15.7.04

Pequena antologia goiabal

Bertolt Brecht (1898-1956)

1

Eu, Bertolt Brecht, vim das florestas negras.
Minha mãe trouxe-me, no abrigo
de seu ventre, às cidades. E, enquanto eu viver,
o frio das florestas estará comigo.

2

Na cidade de asfalto estou em casa.
Recebi já no princípio cada extrema-unção, assim
como jornais, álcool, tabaco. Desconfiado
e preguiçoso, vou contente até o fim.

3

Sou cordial com todos. Ponho
um chapéu-coco, pois isto é normal.
Eu digo: que animais de cheiro estranho.
E digo: tudo bem, eu sou igual.

4

Eis que em minhas cadeiras vagas, de manhã,
uma mulher ou outra se balança.
Olho-a sem pressa e digo-lhe: dispões
em mim de alguém que não merece confiança.

5

À noite eu me reúno com os homens.
Tratamo-nos de gentlemen. O bando,
com pés na minha mesa, diz que tudo
vai melhorar.
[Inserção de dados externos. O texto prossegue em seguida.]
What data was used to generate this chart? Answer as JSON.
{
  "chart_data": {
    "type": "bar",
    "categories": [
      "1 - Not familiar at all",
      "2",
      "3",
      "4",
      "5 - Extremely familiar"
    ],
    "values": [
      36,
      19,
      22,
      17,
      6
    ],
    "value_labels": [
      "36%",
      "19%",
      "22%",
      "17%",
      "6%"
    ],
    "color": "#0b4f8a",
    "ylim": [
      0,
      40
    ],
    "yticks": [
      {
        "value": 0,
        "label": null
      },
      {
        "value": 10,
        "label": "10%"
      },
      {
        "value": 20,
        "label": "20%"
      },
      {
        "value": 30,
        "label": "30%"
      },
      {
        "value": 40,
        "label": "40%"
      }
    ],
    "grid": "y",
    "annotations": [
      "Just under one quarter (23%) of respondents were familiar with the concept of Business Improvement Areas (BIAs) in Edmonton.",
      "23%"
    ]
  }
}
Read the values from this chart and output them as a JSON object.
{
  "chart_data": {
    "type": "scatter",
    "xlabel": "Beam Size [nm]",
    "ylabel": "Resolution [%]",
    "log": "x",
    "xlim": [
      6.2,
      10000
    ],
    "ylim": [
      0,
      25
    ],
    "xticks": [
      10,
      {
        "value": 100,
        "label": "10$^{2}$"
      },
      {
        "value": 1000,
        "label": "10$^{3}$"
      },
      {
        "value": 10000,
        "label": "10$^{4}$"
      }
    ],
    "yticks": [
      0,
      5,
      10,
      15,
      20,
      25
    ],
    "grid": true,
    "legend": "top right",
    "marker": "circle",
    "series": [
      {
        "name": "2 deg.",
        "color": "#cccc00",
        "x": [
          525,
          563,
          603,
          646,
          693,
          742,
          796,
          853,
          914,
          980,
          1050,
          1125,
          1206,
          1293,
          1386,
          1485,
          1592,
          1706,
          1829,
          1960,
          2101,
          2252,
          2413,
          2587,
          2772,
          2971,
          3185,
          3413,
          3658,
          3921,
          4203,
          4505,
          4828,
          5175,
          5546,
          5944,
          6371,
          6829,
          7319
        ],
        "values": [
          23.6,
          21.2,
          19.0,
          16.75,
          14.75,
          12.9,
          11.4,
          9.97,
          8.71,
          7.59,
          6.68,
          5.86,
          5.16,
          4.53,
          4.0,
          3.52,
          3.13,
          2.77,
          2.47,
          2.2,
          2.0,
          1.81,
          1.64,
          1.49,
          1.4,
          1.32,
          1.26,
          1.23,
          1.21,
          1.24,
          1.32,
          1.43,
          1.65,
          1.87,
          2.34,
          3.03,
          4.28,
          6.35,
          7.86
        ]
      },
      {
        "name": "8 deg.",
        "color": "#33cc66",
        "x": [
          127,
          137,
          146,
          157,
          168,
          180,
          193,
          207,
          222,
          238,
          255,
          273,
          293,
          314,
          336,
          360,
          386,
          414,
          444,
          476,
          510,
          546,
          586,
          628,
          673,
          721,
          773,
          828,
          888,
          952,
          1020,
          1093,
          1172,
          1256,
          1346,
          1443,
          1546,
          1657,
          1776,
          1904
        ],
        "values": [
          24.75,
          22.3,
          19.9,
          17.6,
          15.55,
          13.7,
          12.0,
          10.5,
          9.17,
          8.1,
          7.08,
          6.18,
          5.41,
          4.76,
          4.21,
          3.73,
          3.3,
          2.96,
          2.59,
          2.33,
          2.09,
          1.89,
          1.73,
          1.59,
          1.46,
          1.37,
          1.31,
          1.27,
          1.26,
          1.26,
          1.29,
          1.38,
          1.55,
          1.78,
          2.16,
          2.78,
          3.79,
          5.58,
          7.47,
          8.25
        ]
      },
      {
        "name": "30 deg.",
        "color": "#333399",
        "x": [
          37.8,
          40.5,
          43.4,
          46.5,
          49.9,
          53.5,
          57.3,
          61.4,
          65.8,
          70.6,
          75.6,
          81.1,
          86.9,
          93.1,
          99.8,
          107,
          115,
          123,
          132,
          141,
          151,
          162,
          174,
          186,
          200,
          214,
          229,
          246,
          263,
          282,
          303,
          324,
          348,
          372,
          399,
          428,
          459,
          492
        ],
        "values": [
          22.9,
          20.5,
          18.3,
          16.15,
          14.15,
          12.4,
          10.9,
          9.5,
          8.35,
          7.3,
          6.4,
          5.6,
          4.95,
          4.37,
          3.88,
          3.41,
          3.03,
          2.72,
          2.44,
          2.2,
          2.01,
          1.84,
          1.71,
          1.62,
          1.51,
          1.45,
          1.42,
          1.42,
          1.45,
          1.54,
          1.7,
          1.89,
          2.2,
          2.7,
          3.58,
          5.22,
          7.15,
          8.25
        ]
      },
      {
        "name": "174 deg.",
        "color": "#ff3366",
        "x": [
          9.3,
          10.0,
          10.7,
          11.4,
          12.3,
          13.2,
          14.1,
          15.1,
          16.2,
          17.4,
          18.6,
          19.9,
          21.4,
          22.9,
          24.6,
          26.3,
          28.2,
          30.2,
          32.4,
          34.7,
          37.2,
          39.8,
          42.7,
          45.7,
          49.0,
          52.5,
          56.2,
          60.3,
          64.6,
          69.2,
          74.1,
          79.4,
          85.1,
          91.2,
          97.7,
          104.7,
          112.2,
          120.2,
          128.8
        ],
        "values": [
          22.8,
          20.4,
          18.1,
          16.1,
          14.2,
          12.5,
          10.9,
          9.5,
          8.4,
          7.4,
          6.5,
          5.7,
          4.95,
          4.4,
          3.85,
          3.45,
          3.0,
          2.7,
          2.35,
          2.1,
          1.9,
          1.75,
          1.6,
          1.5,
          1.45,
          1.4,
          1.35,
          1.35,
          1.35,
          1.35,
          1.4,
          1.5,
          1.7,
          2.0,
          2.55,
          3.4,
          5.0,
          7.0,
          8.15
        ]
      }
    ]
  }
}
E eu nem pergunto: quando?

6

À luz da aurora gris pinheiros mijam
e os pássaros, seus vermes, abrem o alarido.
É quando, na cidade, esvazio o meu copo,
jogo fora o charuto e me recolho aflito.

7

Nós, geração leviana, vivemos em casas
supostamente eternas. (Desse modo, além
de altos caixotes em Manhattan, construímos
junto do Atlântico as antenas que o entretêm.)

8

Restará das cidades quem as cruza: o vento.
A casa alegra o comensal que a dilapida.
Sabemos bem que somos provisórios.
Nem vou falar do que virá logo em seguida.

9

Manter, sem mágoa, nos futuros terremotos,
o meu Virgínia aceso -já me satisfaz.
Eu, Bertolt Brecht, que, das florestas às cidades,
vim no ventre materno, anos atrás.


("Sobre o Pobre B.B."; desculpem, estou com preguiça de verificar a data. A tradução é do "major Nelson" Ascher.)